Backup and Restore Etcd Deployments on Kubernetes

Introduction

etcd is a reliable and efficient key-value store, most commonly used for data storage in distributed systems. It offers a simple interface for reading and writing data and is available under an open source license.

VMware Tanzu Application Catalog (Tanzu Application Catalog) offers an etcd Helm chart that enables quick and easy deployment of an etcd cluster on Kubernetes. This Helm chart is compliant with current best practices and is suitable for use in production environments, with built-in features for role-based access control (RBAC), horizontal scaling, disaster recovery and TLS.

Of course, the true business value of an etcd cluster comes not from the cluster itself, but from the data that resides within it. It is critical to protect this data, by backing it up regularly and ensuring that it can be easily restored as needed. Data backup and restore procedures are also important for other scenarios, such as off-site data migration/data analysis or application load testing.

This guide walks you through two different approaches you can follow when backing up and restoring Tanzu Application Catalog etcd Helm chart deployments on Kubernetes:

Back up the data from the source deployment and restore it in a new deployment using etcd's built-in backup/restore tools.
Back up the persistent volumes from the source deployment and attach them to a new deployment using Velero, a Kubernetes backup/restore tool.

Assumptions and prerequisites

This guide makes the following assumptions:

You have two separate Kubernetes clusters - a source cluster and a destination cluster - with kubectl and Helm v3 installed. This guide uses Google Kubernetes Engine (GKE) clusters but you can also use any other Kubernetes provider. Learn how to install kubectl and Helm v3.x.
You have configured Helm to use the Tanzu Application Catalog chart repository following the instructions for Tanzu Application Catalog or the instructions for VMware Tanzu Application Catalog for Tanzu Advanced.
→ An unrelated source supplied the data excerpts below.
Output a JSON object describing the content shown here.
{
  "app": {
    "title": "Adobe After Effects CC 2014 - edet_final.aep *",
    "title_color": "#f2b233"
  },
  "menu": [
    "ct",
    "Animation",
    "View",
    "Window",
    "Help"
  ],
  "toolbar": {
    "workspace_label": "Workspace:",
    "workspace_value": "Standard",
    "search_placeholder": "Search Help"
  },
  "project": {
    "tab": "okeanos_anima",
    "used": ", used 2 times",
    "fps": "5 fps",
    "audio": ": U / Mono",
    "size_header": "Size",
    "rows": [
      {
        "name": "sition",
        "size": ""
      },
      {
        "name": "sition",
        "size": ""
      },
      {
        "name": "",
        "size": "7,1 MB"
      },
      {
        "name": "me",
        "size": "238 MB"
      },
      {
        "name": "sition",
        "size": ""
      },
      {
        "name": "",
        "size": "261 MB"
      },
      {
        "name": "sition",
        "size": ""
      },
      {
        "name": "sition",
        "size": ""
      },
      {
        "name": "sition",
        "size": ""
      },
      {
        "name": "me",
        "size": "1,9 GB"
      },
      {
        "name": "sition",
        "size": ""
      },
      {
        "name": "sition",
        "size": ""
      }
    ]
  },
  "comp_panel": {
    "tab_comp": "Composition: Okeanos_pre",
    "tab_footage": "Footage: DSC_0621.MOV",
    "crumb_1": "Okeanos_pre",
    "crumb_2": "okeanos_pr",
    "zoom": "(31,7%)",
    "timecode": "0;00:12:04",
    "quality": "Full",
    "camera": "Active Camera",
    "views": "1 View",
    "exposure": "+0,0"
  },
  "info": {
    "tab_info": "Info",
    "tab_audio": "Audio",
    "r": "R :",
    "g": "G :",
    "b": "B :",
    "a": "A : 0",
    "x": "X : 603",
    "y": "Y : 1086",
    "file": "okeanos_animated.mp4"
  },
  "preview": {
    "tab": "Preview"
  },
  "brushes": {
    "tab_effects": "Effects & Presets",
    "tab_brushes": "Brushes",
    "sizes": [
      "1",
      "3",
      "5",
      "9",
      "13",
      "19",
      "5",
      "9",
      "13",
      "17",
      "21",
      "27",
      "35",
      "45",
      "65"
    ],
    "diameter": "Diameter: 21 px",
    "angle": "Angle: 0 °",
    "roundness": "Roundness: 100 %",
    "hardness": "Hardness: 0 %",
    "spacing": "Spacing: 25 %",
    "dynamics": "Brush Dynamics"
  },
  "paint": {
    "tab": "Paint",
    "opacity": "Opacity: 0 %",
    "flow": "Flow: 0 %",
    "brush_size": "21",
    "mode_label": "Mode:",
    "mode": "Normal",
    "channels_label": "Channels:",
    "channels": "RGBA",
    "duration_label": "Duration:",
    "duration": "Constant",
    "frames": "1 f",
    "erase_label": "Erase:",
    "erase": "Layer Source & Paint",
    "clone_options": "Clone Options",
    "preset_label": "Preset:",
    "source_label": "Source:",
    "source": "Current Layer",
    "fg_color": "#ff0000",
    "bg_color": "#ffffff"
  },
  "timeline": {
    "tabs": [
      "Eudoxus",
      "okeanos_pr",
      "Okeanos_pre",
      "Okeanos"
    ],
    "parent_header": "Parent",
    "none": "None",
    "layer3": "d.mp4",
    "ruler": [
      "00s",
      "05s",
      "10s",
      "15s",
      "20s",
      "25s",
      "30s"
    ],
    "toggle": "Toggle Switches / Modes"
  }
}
You have previously deployed the Tanzu Application Catalog etcd Helm chart on the source cluster and added some data to it. Example command sequences to perform these tasks are shown below, where the PASSWORD placeholder refers to the etcd administrator password. Replace the REPOSITORY placeholder with a reference to your Tanzu Application Catalog chart repository.

helm install etcd REPOSITORY/etcd \
  --set auth.rbac.rootPassword=PASSWORD \
  --set statefulset.replicaCount=3
export POD_NAME=$(kubectl get pods --namespace default -l "app.kubernetes.io/name=etcd,app.kubernetes.io/instance=etcd" -o jsonpath="{.items[0].metadata.name}")
kubectl exec -it $POD_NAME -- etcdctl --user root:PASSWORD put /message1 foo
kubectl exec -it $POD_NAME -- etcdctl --user root:PASSWORD put /message2 bar

Method 1: Backup and restore data using etcd's built-in tools

This method involves using etcd's etcdctl tool to create a snapshot of the data in the source cluster and the Tanzu Application Catalog's Helm chart's recovery features to create a new cluster using the data from the snapshot.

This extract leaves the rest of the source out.